Many seeds need prodding before they’re willing to give up the safety of their shells. Some must survive fire, freezing or floods before they’re ready to let go and germinate. The earth doesn’t coddle her children. Perhaps she is trying to tell us conditions are favorable, and it’s time to reconnect and grow.

Earth Wisdom – the creative energy of life – courses through human and more than human beings.  We can experience it as we “shed our separateness.” We can “reconnect and grow’ by living with curiosity and care.   We intuit Earth Wisdom with our creative imagination.  Our imagination can take us outside ourselves in meeting each other and the world.

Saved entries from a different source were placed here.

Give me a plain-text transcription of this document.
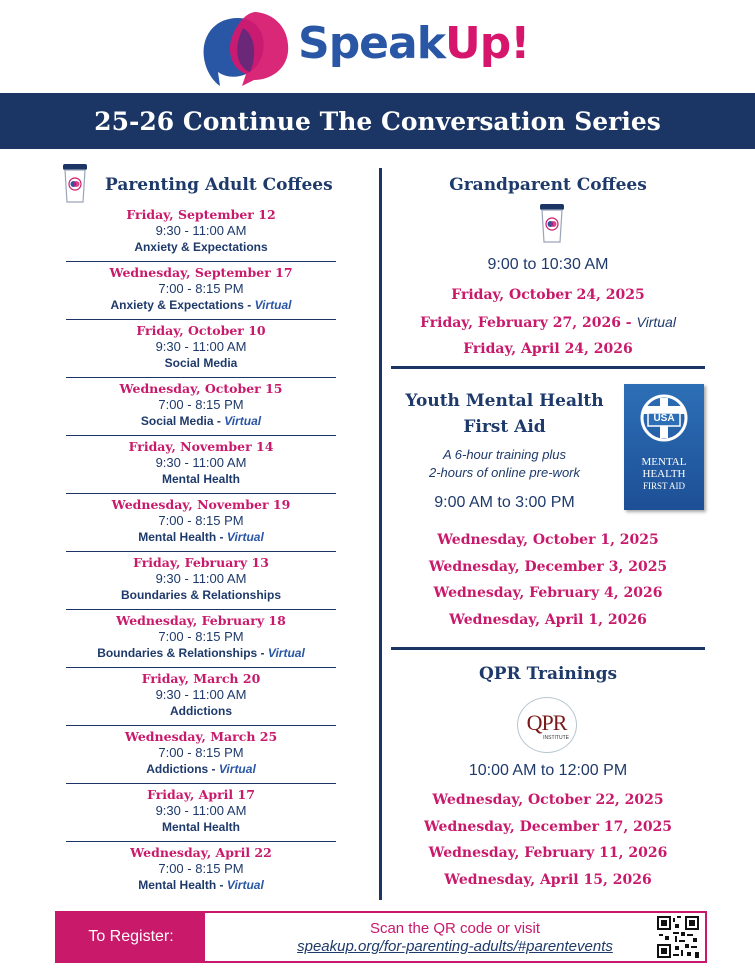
SpeakUp!
25-26 Continue The Conversation Series
Parenting Adult Coffees
Friday, September 12
9:30 - 11:00 AM
Anxiety & Expectations
Wednesday, September 17
7:00 - 8:15 PM
Anxiety & Expectations - Virtual
Friday, October 10
9:30 - 11:00 AM
Social Media
Wednesday, October 15
7:00 - 8:15 PM
Social Media - Virtual
Friday, November 14
9:30 - 11:00 AM
Mental Health
Wednesday, November 19
7:00 - 8:15 PM
Mental Health - Virtual
Friday, February 13
9:30 - 11:00 AM
Boundaries & Relationships
Wednesday, February 18
7:00 - 8:15 PM
Boundaries & Relationships - Virtual
Friday, March 20
9:30 - 11:00 AM
Addictions
Wednesday, March 25
7:00 - 8:15 PM
Addictions - Virtual
Friday, April 17
9:30 - 11:00 AM
Mental Health
Wednesday, April 22
7:00 - 8:15 PM
Mental Health - Virtual
Grandparent Coffees
9:00 to 10:30 AM
Friday, October 24, 2025
Friday, February 27, 2026 - Virtual
Friday, April 24, 2026
Youth Mental Health
First Aid
A 6-hour training plus
2-hours of online pre-work
9:00 AM to 3:00 PM
USA
MENTAL
HEALTH
FIRST AID
Wednesday, October 1, 2025
Wednesday, December 3, 2025
Wednesday, February 4, 2026
Wednesday, April 1, 2026
QPR Trainings
QPR
INSTITUTE
10:00 AM to 12:00 PM
Wednesday, October 22, 2025
Wednesday, December 17, 2025
Wednesday, February 11, 2026
Wednesday, April 15, 2026
To Register:	Scan the QR code or visit
speakup.org/for-parenting-adults/#parentevents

We are fully human in relation to all beings.

We are free in the ways we relate to what life brings us.  We are free to conjure the magic of inter-being.  We are free to cultivate the seeds of our potential: the inner resources to sustain this magical network of life.   What resonates with your heart as I list these resources:  compassion . . . courage . . . gratitude . . . motivation . . . openness . . . . . . caring . . . imagination?  What inner resources speak to your heart?   These are gifts we can bring to the world.  They might enable us to meet a tree or a see a bird; to hear the honking of geese and care for their needs. 

Here is poet David Budbill’s beautiful ode to:

All of Us
Out of the undifferentiated Tao
come the ten thousand things:
the bug in the bird’s mouth,
the bird in the tree,
the tree outside the window,
the window beyond the chair,
the chair in the room,
the man in the chair
who has just risen from the chair
and walked across the room
to look out the window
at the bird in the tree
with the bug in its mouth.
See how all of us,
at our own and different speeds,
return to the Tao.
Oh, let us all
sing praises now for all of us,
so briefly here.

We – out of the undifferentiated Tao – are expressions of the ten thousand things. All of us.  We move through the manifest world only in relation – we change each other only in the process of being changed.